Playa Vista Becoming New L.A. Tech Hub
From USC's Neon Tommy, Meghan Coyle, March 10, 2015
L.A. has the fastest growing tech community in the nation, and now some firms are outgrowing their original Santa Monica outposts and moving to bigger campuses further south. Playa Vista, just six miles from Santa Monica, has now been dubbed the Silicon Valley of Southern California because of the array of tech companies with offices there.
Google and Yahoo! are just the latest in a line of Internet companies to buy land there as the area undergoes a transformation to cater to the new interest.
Espree Devora, who runs the “We Are Tech L.A.” website and podcast, says these big Internet companies are important to helping build the entire tech ecosystem.
“It creates an infrastructure that the smaller guys have access to the big dogs, whether it be for mentorship or partner programs or leverage the technology that they put into place,” Devora said.
Yahoo! signed a long-term lease on a 130,000 square foot space in the Collective Campus in Playa Vista, and they plan to move in this fall. The L.A. Times reports that Yahoo is bringing at least 400 jobs from Santa Monica, but they may be able to add as many as 250 new employees with that amount of space.
Google also spent $120 million to buy 12 vacant acres in Playa Vista. The tech giant is expected to rent out the adjacent airplane hangar. With that amount of space, Playa Vista could potentially become home to an estimated 6,000 Google employees.
Lawren Markle of the Los Angeles County Economic Development Corporation says this is exactly the type of growth that the city needs.
“High tech jobs tend to have higher wages and other businesses benefit from being here. We like to see job creation in that middle age bracket which helps reduce poverty in the region and these high tech jobs often have career ladders as well,” said Markle.
However, the move of new Internet companies will likely only drive up prices in the area.
“It’s kind of the problem with tech cities. We make everything expensive,” Devora said.
For example, housing prices shot up after YouTube opened their own collaborative space there in late 2012. Facebook, Microsoft, Rovi and others followed. In 2012, the median list price of a house in Playa Vista was about $500,000, according to Zillow. Now, the median list price is over $800,000.

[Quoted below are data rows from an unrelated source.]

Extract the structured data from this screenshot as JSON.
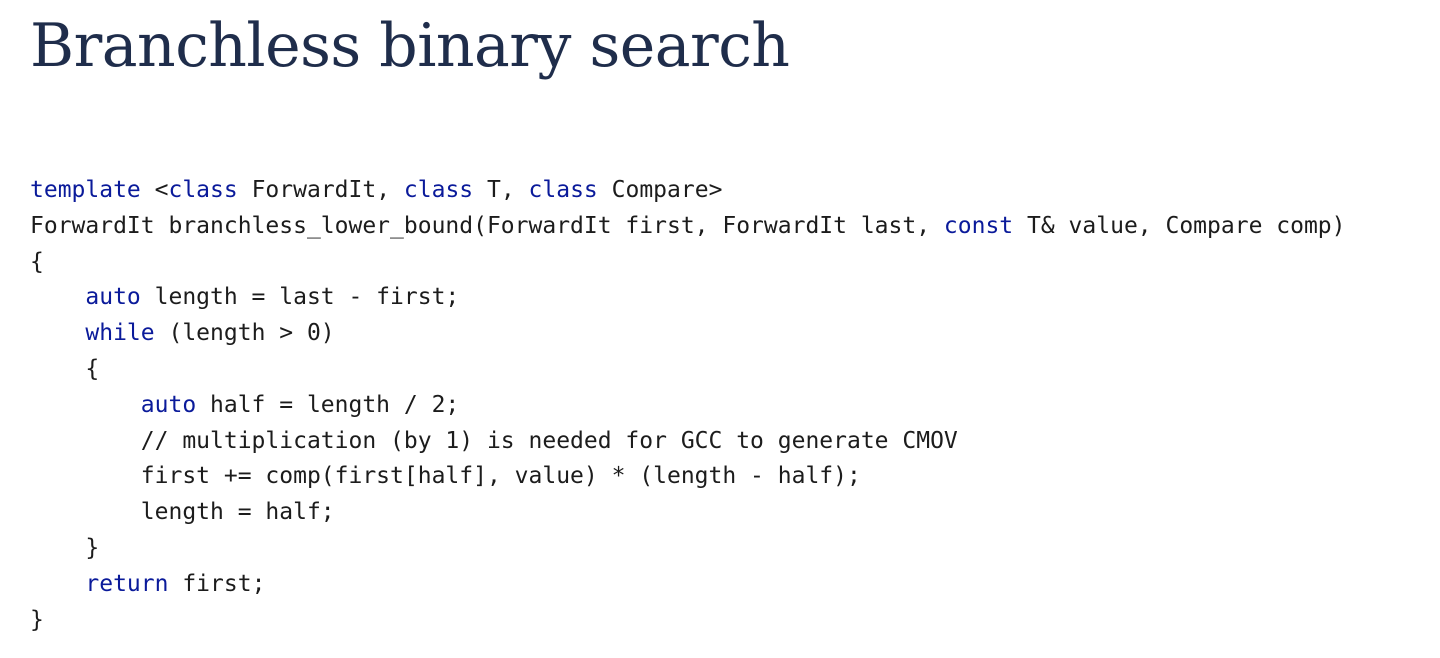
{
  "page": {
    "title": "Branchless binary search"
  },
  "code": {
    "language": "cpp",
    "lines": [
      [
        {
          "t": "kw",
          "v": "template"
        },
        {
          "t": "plain",
          "v": " <"
        },
        {
          "t": "kw",
          "v": "class"
        },
        {
          "t": "plain",
          "v": " ForwardIt, "
        },
        {
          "t": "kw",
          "v": "class"
        },
        {
          "t": "plain",
          "v": " T, "
        },
        {
          "t": "kw",
          "v": "class"
        },
        {
          "t": "plain",
          "v": " Compare>"
        }
      ],
      [
        {
          "t": "plain",
          "v": "ForwardIt branchless_lower_bound(ForwardIt first, ForwardIt last, "
        },
        {
          "t": "kw",
          "v": "const"
        },
        {
          "t": "plain",
          "v": " T& value, Compare comp)"
        }
      ],
      [
        {
          "t": "plain",
          "v": "{"
        }
      ],
      [
        {
          "t": "plain",
          "v": "    "
        },
        {
          "t": "kw",
          "v": "auto"
        },
        {
          "t": "plain",
          "v": " length = last - first;"
        }
      ],
      [
        {
          "t": "plain",
          "v": "    "
        },
        {
          "t": "kw",
          "v": "while"
        },
        {
          "t": "plain",
          "v": " (length > 0)"
        }
      ],
      [
        {
          "t": "plain",
          "v": "    {"
        }
      ],
      [
        {
          "t": "plain",
          "v": "        "
        },
        {
          "t": "kw",
          "v": "auto"
        },
        {
          "t": "plain",
          "v": " half = length / 2;"
        }
      ],
      [
        {
          "t": "plain",
          "v": "        // multiplication (by 1) is needed for GCC to generate CMOV"
        }
      ],
      [
        {
          "t": "plain",
          "v": "        first += comp(first[half], value) * (length - half);"
        }
      ],
      [
        {
          "t": "plain",
          "v": "        length = half;"
        }
      ],
      [
        {
          "t": "plain",
          "v": "    }"
        }
      ],
      [
        {
          "t": "plain",
          "v": "    "
        },
        {
          "t": "kw",
          "v": "return"
        },
        {
          "t": "plain",
          "v": " first;"
        }
      ],
      [
        {
          "t": "plain",
          "v": "}"
        }
      ]
    ],
    "colors": {
      "keyword": "#0a1a9a",
      "plain": "#1c1c1c",
      "heading": "#1f2d4b"
    }
  }
}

Even though prices are on the rise, tech companies are finding the space they need and at the price they want in Playa Vista, as opposed to the “Silicon Beach” area in Santa Monica known for its thriving startup community. Santa Monica has only 8 million square feet of office space in total, so supply is limited and occupancy rates are high, driving the prices up.
“We are not too alarmed [about companies relocating outside of Santa Monica] because we know those spaces will invariably be filled,” said Jason Harris, Economic Development Manager of the City of Santa Monica. “Folks want to come here.”
He explained that the City of Santa Monica would not be losing significant income from big businesses because the city has a business license tax model. The city government could actually make more money from filling a large office space with several businesses than a single company paying one business license tax.
Those smaller businesses are still in abundance in Santa Monica, but Playa Vista has been able to capitalize on some of the same perks.
“One of the appealing points to base startups there was the proximity to the beach,” tech journalist Jon Erlichman said. “You’ve got a relatively young work force and they like being able to bring their surfboards to work.”
The beach is still nearby to Playa Vista, as well as the major freeways which give companies access to the entertainment companies in Hollywood. Playa Vista is also close to the airport, and the new commercial developments in the area should make it just as walkable as Santa Monica. “Runway at Playa Vista” is a just-opened $260 million complex that includes housing, office space, retailers, restaurants and a movie theater.
This development doesn’t mean that bringing companies to Los Angeles has been an easy sell. L.A. Mayor Eric Garcetti has been wooing companies to relocate with a business tax exemption for Internet companies. He has also personally reached out to executives at Yahoo and eHarmony, and it’s worked. The dating site eHarmony will locate from Santa Monica to a space in Westwood. Riot Games is also moving from Silicon Beach to a campus in West L.A.
“He’s been a pro-active mayor about finding businesses that will want to set up shop in Los Angeles and encouraging the growth of young technology companies that now making headlines,” Erlichman said, who recently moderated a discussion with the mayor at the 2014 L.A. Tech Summit.
With these tech companies now claiming bigger spaces in Playa Vista, the entire Los Angeles region including Santa Monica can benefit from more jobs and more business.
“We have a very diverse population here and with that comes a sense of creative freedom,” Markle said. “You couple with that the dynamic changes occurring at the crossroads of digital media and entertainment. We have a lot of potential that arises from that.”